Le gouvernement américain a annoncé jeudi des sanctions économiques à l'encontre de plusieurs responsables sécuritaires iraniens accusés de coordonner la répression des manifestations dans le pays.
Sont en particulier visés le secrétaire du Conseil suprême de sécurité nationale de l'Iran, Ali Larijani, et des responsables régionaux, selon un communiqué du ministère américain des Finances.
Un citoyen canadien est décédé en Iran, a annoncé jeudi la ministre des Affaires étrangères du pays Anita Anand, mettant en cause les autorités iraniennes, accusées de réprimer dans le sang le mouvement de contestation populaire.
I have just learned that a Canadian citizen has died in Iran at the hands of the Iranian authorities. Our consular officials are in contact with the victim’s family in Canada and my deepest condolences are with them at this time. Peaceful protests by the Iranian people - asking…
— Anita Anand (@AnitaAnandMP) January 15, 2026
"Je viens d'apprendre qu'un citoyen canadien est mort en Iran aux mains des autorités iraniennes", a déclaré la ministre canadienne sur X, ajoutant que la réponse de Téhéran aux "manifestations pacifiques" avait "conduit le régime à mépriser de manière flagrante la vie humaine".

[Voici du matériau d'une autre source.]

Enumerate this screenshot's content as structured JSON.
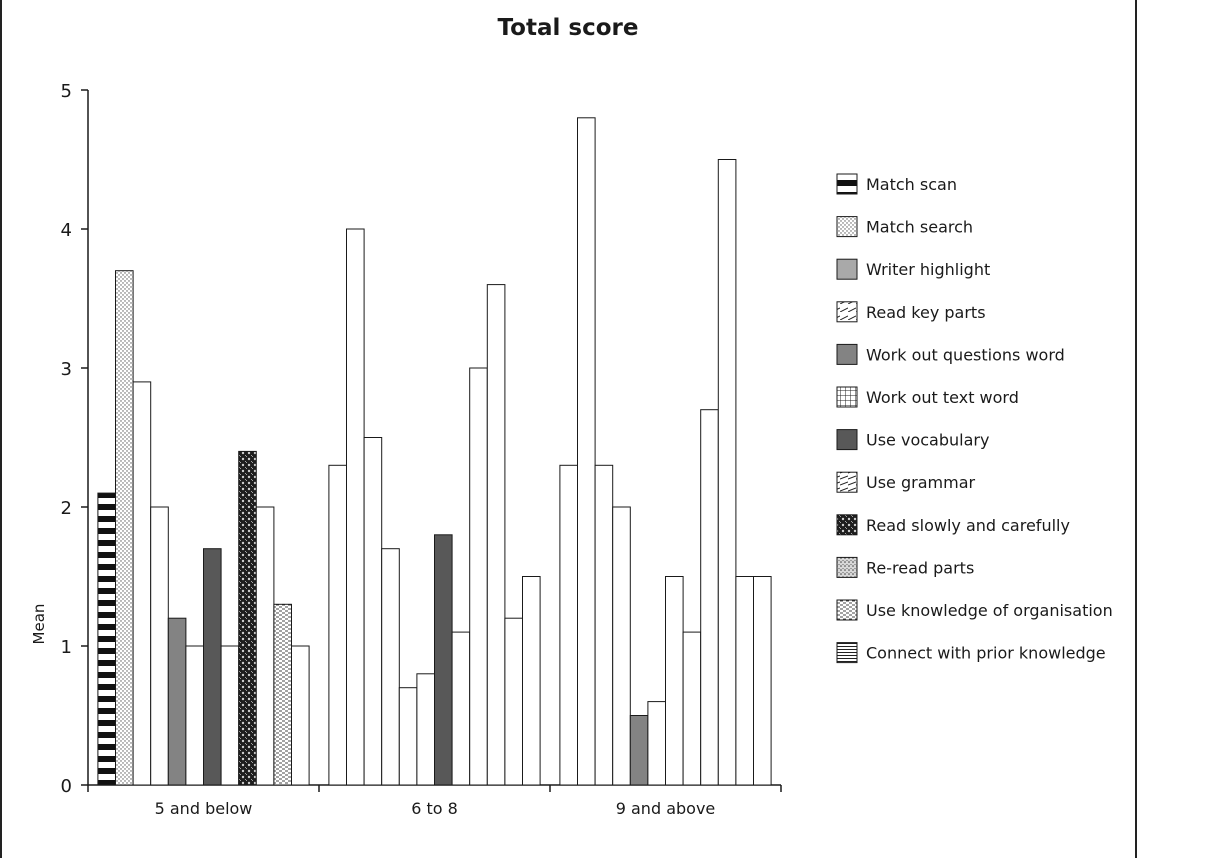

Le pétrole américain plonge de 5% en Bourse, après les déclarations, rassurantes auprès des marchés, de Donald Trump sur l'Iran.
Vers 15h45 à Paris, le baril du brut américain West Texas Intermediate, pour livraison en février, perdait 4,58% à 59,18 dollars, après être brièvement tombé sous les 5%. Le baril de Brent de la mer du Nord, pour livraison en mars, perdait 4,37% à 63,61 dollars.

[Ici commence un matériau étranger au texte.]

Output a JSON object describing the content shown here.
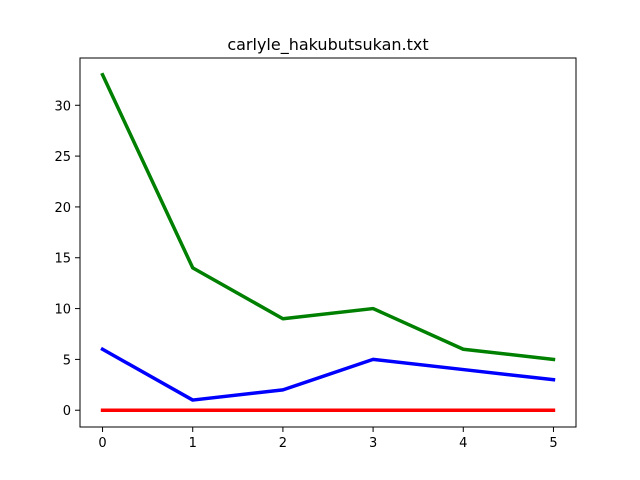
{
  "chart_data": {
    "type": "line",
    "title": "carlyle_hakubutsukan.txt",
    "xlabel": "",
    "ylabel": "",
    "x": [
      0,
      1,
      2,
      3,
      4,
      5
    ],
    "xlim": [
      -0.25,
      5.25
    ],
    "ylim": [
      -1.65,
      34.65
    ],
    "xticks": [
      0,
      1,
      2,
      3,
      4,
      5
    ],
    "yticks": [
      0,
      5,
      10,
      15,
      20,
      25,
      30
    ],
    "grid": false,
    "legend": "none",
    "series": [
      {
        "color": "#008000",
        "values": [
          33,
          14,
          9,
          10,
          6,
          5
        ]
      },
      {
        "color": "#0000ff",
        "values": [
          6,
          1,
          2,
          5,
          4,
          3
        ]
      },
      {
        "color": "#ff0000",
        "values": [
          0,
          0,
          0,
          0,
          0,
          0
        ]
      }
    ]
  }
}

La Fédération internationale des Sociétés de la Croix-Rouge et du Croissant-Rouge a annoncé jeudi qu'un employé du Croissant-Rouge iranien avait été "tué" et que cinq autres avaient été blessés dans l'exercice de leurs fonctions dans la province iranienne de Gilan, le 10 janvier.
Dans un communiqué, la FICR se dit ainsi "profondément attristée par le meurtre d'Amir Ali Latifi" et par "les blessures infligées" aux cinq autres employés du Croissant-Rouge iranien, sans donner de précision sur les circonstances.

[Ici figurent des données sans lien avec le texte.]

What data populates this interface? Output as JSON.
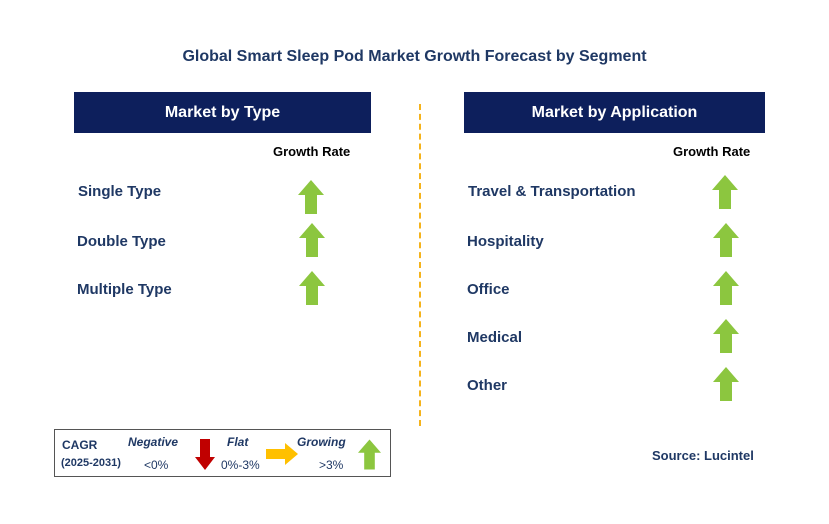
{
  "title": "Global Smart Sleep Pod Market Growth Forecast by Segment",
  "colors": {
    "header_bg": "#0d1f5c",
    "label_text": "#1f3864",
    "growing_arrow": "#8cc63f",
    "negative_arrow": "#c00000",
    "flat_arrow": "#ffc000",
    "divider": "#f5b31b"
  },
  "type_panel": {
    "header": "Market by Type",
    "growth_label": "Growth Rate",
    "items": [
      {
        "label": "Single Type",
        "trend": "growing",
        "icon": "up-arrow-icon"
      },
      {
        "label": "Double Type",
        "trend": "growing",
        "icon": "up-arrow-icon"
      },
      {
        "label": "Multiple Type",
        "trend": "growing",
        "icon": "up-arrow-icon"
      }
    ]
  },
  "application_panel": {
    "header": "Market by Application",
    "growth_label": "Growth Rate",
    "items": [
      {
        "label": "Travel & Transportation",
        "trend": "growing",
        "icon": "up-arrow-icon"
      },
      {
        "label": "Hospitality",
        "trend": "growing",
        "icon": "up-arrow-icon"
      },
      {
        "label": "Office",
        "trend": "growing",
        "icon": "up-arrow-icon"
      },
      {
        "label": "Medical",
        "trend": "growing",
        "icon": "up-arrow-icon"
      },
      {
        "label": "Other",
        "trend": "growing",
        "icon": "up-arrow-icon"
      }
    ]
  },
  "legend": {
    "cagr_label": "CAGR",
    "period": "(2025-2031)",
    "negative": {
      "label": "Negative",
      "range": "<0%",
      "icon": "down-arrow-icon"
    },
    "flat": {
      "label": "Flat",
      "range": "0%-3%",
      "icon": "right-arrow-icon"
    },
    "growing": {
      "label": "Growing",
      "range": ">3%",
      "icon": "up-arrow-icon"
    }
  },
  "source": "Source: Lucintel"
}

"Nous avons été informés par des sources très importantes de l'autre côté, et elles ont dit que les tueries ont pris fin", a déclaré le président américain Donald Trump lors d'un événement à la Maison Blanche, précisant que ces mêmes sources avaient affirmé que les exécutions prévues de manifestants n'auraient finalement "pas lieu".
Interrogé pour savoir si une intervention militaire américaine était désormais écartée, Donald Trump a répondu: "On observera ça et on verra quelle est la suite."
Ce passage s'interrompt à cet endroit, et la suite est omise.